When I asked Jess if we could go somewhere like Hawaii, she suggested Aulani, the Disney resort, and I dismissed the idea immediately. This upset Jess. Here's the update:
I screwed up. I know most people were giving me the NTA judgment, but Jess actually showed a great deal of openness to my idea. She took initiative by reserving the hotel because she wanted me to be happy.
When I said "Nope. No Disney," she felt that I hadn't put any effort into taking her feelings into consideration. And she was completely right. I hadn't. It was, in a twisted way, my form of revenge for dragging me to Disney World all those times.
In the last post, some people commented about how Aulani barely even looks like a Disney resort at all. This is something I should have researched myself before I threw the gauntlet down with Jess.
When I looked into it, it looks like a run-of-the-mill Hawaiian resort. In my defense, going to Disney World nine times has kind of made me sensitive, and I'm fairly sure that on a Rorschach test I'd see nothing but mouse ears at this point, but I really should not have jumped to conclusions.
A day after I made the post, I approached Jess and apologized. I was wrong. Yes, she might be a "Disney adult," but aside from always wanting to go to their theme parks, she's never obnoxious about it.
I said I was sorry, and asked for permission to reserve the hotel again. And Jess responded that she'd love to go to Aulani with me. When I told her that it's not really all that Disney, Jess said "Of course I knew that. I wanted to go because my sister said it was beautiful."
I'm a moron. Jess and I have re-planned our vacation, and we're super excited to be going now. I came to this realization because a lot people pointed out some things I should have figured out myself. Thank you.
This feels like some weird guerilla marketing ploy to be honest.
I honestly believe it. Disney has been going ham with ads aimed at childless adults going on Disney holidays.
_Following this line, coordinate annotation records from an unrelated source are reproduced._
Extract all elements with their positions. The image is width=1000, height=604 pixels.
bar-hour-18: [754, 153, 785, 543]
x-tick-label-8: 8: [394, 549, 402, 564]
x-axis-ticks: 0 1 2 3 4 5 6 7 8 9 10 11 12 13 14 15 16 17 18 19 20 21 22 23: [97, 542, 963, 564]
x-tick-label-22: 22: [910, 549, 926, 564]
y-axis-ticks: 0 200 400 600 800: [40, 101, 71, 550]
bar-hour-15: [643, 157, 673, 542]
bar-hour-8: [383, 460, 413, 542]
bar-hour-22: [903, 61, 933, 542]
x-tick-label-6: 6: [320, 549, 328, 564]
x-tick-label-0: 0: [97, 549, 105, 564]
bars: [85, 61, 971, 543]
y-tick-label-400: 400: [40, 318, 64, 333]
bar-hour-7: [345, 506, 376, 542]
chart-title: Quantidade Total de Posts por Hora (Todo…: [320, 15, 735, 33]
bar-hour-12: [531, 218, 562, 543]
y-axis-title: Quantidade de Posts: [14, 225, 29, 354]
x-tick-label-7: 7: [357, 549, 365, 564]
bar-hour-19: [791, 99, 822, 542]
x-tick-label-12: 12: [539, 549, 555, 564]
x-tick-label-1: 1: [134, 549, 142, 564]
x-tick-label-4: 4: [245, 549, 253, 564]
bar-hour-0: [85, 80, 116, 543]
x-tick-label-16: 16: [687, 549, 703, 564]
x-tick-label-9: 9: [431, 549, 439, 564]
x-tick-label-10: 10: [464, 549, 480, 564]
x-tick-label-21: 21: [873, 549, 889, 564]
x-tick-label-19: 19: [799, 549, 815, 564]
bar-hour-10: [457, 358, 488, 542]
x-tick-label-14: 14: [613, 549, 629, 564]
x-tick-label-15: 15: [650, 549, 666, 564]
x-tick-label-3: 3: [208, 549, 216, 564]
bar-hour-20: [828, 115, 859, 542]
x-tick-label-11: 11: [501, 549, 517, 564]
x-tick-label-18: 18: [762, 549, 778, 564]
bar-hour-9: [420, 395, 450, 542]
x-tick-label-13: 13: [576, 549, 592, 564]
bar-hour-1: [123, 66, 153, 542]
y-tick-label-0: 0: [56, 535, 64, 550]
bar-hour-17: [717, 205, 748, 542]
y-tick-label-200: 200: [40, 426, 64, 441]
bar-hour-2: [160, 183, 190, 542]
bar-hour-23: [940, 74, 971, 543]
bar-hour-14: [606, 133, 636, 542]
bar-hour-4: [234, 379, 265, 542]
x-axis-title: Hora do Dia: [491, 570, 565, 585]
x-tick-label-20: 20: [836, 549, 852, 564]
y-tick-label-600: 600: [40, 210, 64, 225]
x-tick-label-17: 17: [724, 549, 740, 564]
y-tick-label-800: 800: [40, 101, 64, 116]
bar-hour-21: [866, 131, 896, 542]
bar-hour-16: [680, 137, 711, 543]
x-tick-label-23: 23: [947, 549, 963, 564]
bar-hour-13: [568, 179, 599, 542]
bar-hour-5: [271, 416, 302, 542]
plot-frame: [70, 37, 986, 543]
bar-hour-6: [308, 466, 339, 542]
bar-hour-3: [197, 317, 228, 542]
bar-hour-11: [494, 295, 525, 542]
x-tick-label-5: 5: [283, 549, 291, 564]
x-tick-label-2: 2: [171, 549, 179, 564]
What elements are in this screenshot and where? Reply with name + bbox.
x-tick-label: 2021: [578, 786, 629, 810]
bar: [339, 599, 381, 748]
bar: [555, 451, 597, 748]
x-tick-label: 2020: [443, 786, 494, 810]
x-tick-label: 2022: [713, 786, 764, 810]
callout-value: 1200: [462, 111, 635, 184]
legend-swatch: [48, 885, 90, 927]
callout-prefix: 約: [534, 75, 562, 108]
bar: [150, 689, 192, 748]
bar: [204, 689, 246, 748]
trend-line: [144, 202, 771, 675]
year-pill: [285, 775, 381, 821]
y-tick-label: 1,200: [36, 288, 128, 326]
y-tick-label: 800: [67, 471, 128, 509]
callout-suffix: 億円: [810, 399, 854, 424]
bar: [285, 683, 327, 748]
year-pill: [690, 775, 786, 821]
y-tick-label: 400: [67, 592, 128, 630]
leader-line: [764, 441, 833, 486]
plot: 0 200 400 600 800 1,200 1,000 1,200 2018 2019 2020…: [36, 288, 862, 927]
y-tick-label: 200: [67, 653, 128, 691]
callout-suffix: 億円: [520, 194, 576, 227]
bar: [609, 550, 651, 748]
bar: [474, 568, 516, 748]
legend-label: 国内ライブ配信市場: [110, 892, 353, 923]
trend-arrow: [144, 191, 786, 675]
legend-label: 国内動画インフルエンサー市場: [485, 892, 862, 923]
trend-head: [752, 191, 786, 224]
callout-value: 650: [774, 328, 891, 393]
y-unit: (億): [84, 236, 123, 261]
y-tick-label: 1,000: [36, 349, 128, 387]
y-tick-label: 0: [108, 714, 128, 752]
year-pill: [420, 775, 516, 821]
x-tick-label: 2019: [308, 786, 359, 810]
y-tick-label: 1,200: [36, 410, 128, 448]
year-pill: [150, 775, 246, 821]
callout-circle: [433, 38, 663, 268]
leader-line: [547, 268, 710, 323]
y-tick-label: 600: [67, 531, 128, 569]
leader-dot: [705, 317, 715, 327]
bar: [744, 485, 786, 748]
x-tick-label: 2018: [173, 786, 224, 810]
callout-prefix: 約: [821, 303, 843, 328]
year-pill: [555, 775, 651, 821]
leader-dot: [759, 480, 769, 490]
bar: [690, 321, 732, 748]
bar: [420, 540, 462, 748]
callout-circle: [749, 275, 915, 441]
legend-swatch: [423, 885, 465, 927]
Man did you get gaslit. 9 freaking vacations in a row to Disney, did she take your feelings into account any of those 9 times? Nope.
Next year: Disney land Paris.
Next next year: Tokyo Disney.
Name your kid Mickey, why don't you.
I’m convinced Disney Adults actually have some kind of mental illness. I get liking something, and I’m not opposed to Disney. But the fact that grown people refuse to branch out of their cartoon vacation is freakng insane to me.
What do you mean she’s never been obnoxious about it? She dragged you to Disney nine times in your marriage, ignoring your communicating that you wanted to go somewhere else. When you put your foot down, she scheduled TENTH Disney vacation, just at a different Disney location.
Is this even OP? Did she tie you up and gag you with Mickey Mouse ears, typing on your account? Because her behavior is not okay, and a tenth Disney trip when you said no more Disney is zero compromise on her part. Do you need to be extracted?